Ao lado da família de Jair desde que recebeu a notícia da morte, Simoninha frisou a forte presença 
do cantor em toda a sua vida, do batizado de seu filho até a morte de seu pai, Simonal, que morreu 
em 2000. “Me sinto privilegiado por ter usufruído tantos anos da sua alegria. Não tenho palavras 
para expressar o carinho, a alegria, a gratidão”, emocionou-se.

"Ele não tinha máscaras"

Roberta Miranda não conseguiu conter as lágrimas ao contar a importância de Jair em sua carreira
como cantora. Segundo a artista, na época em que ainda era desconhecida, ela sonhava em ouvir o
seu nome em alguma rádio. Jair, então, realizou o seu desejo e a impulsionou no mercado fonográfico.

“Eu comecei a chorar (quando ouviu a rádio). Foi a partir daí que as gravadoras começaram a me 
dar oportunidade”, relembrou Roberta, que lançou seu primeiro álbum de estúdio em 1986.
Depois de pedir desculpas por estar chorando por Jair, já que ele era a alegria personificada, a 
cantora destacou que ele sempre foi uma pessoa muito autêntica e que não mudava sua personalidade 
de acordo com o grupo de pessoas com quem convivia. “Jair não era bastidores, ele não tinha 
máscaras. É a essência dele, por isso vai fazer tanta falta”.

Biografia

Nascido em Igarapava, no interior de São Paulo, começou sua carreira em São Carlos, para onde
se mudou com sua família em 1954. Lá, foi crooner e participou como calouro na Rádio São Carlos.

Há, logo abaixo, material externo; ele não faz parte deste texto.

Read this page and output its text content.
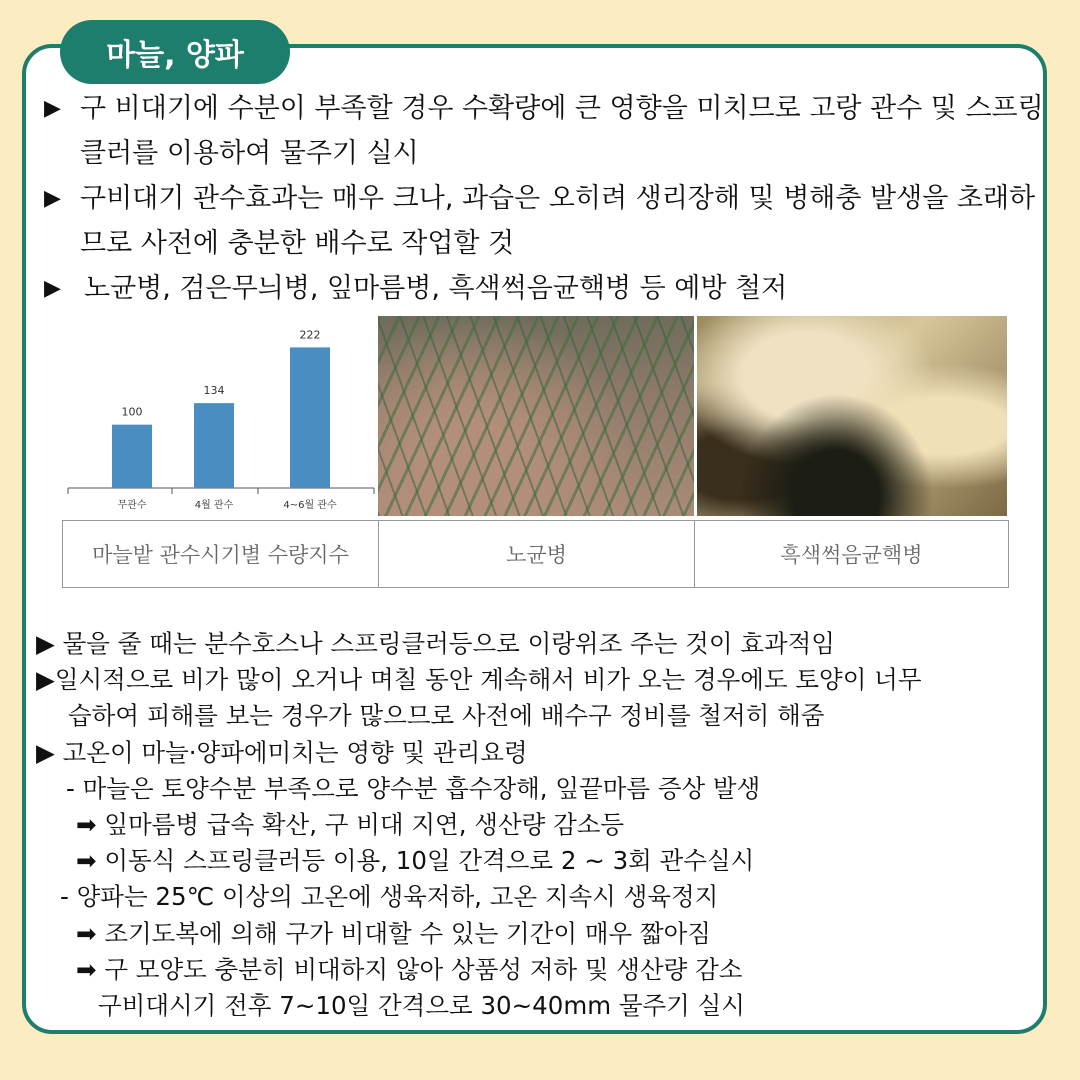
마늘, 양파
▶ 구 비대기에 수분이 부족할 경우 수확량에 큰 영향을 미치므로 고랑 관수 및 스프링클러를 이용하여 물주기 실시
▶ 구비대기 관수효과는 매우 크나, 과습은 오히려 생리장해 및 병해충 발생을 초래하므로 사전에 충분한 배수로 작업할 것
▶ 노균병, 검은무늬병, 잎마름병, 흑색썩음균핵병 등 예방 철저
100
무관수
134
4월 관수
222
4~6월 관수
마늘밭 관수시기별 수량지수	노균병	흑색썩음균핵병
▶ 물을 줄 때는 분수호스나 스프링클러등으로 이랑위조 주는 것이 효과적임
▶일시적으로 비가 많이 오거나 며칠 동안 계속해서 비가 오는 경우에도 토양이 너무
습하여 피해를 보는 경우가 많으므로 사전에 배수구 정비를 철저히 해줌
▶ 고온이 마늘·양파에미치는 영향 및 관리요령
- 마늘은 토양수분 부족으로 양수분 흡수장해, 잎끝마름 증상 발생
➡ 잎마름병 급속 확산, 구 비대 지연, 생산량 감소등
➡ 이동식 스프링클러등 이용, 10일 간격으로 2 ~ 3회 관수실시
- 양파는 25℃ 이상의 고온에 생육저하, 고온 지속시 생육정지
➡ 조기도복에 의해 구가 비대할 수 있는 기간이 매우 짧아짐
➡ 구 모양도 충분히 비대하지 않아 상품성 저하 및 생산량 감소
구비대시기 전후 7~10일 간격으로 30~40mm 물주기 실시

No início da década de 60 o cantor foi tentar a carreira na capital de São Paulo, onde participou 
de diversos programas de calouro na televisão e chamou atenção ao ficar em primeiro lugar no 
Programa de Cláudio de Luna. Dois anos depois entrou em estúdio para gravar duas músicas: 
Brasil Sensacional e Marechal da Vitória, especialmente para a Copa do Mundo.

Seu primeiro álbum intitulado O Samba como Ele É, veio em 1963, mas foi com o segundo trabalho 
que o sucesso de Jair Rodrigues começou. Em 1964 lançou Vou de Samba Com Você, que trazia 
a música Deixa Isso pra Lá. A música fez tanto sucesso que Jair passou a ser convidado 
constantemente para programas de TV, entre eles o Almoço com as Estrelas, da extinta 
TV Tupi, apresentado por Airton e Lilita Rodrigues.

Em 1965, durante participação no programa O Fino da Bossa, na TV Record, cantou de improviso 
com Elis Regina, a apresentação deu tão certo que eles passaram a se apresentar frequentemente no programa.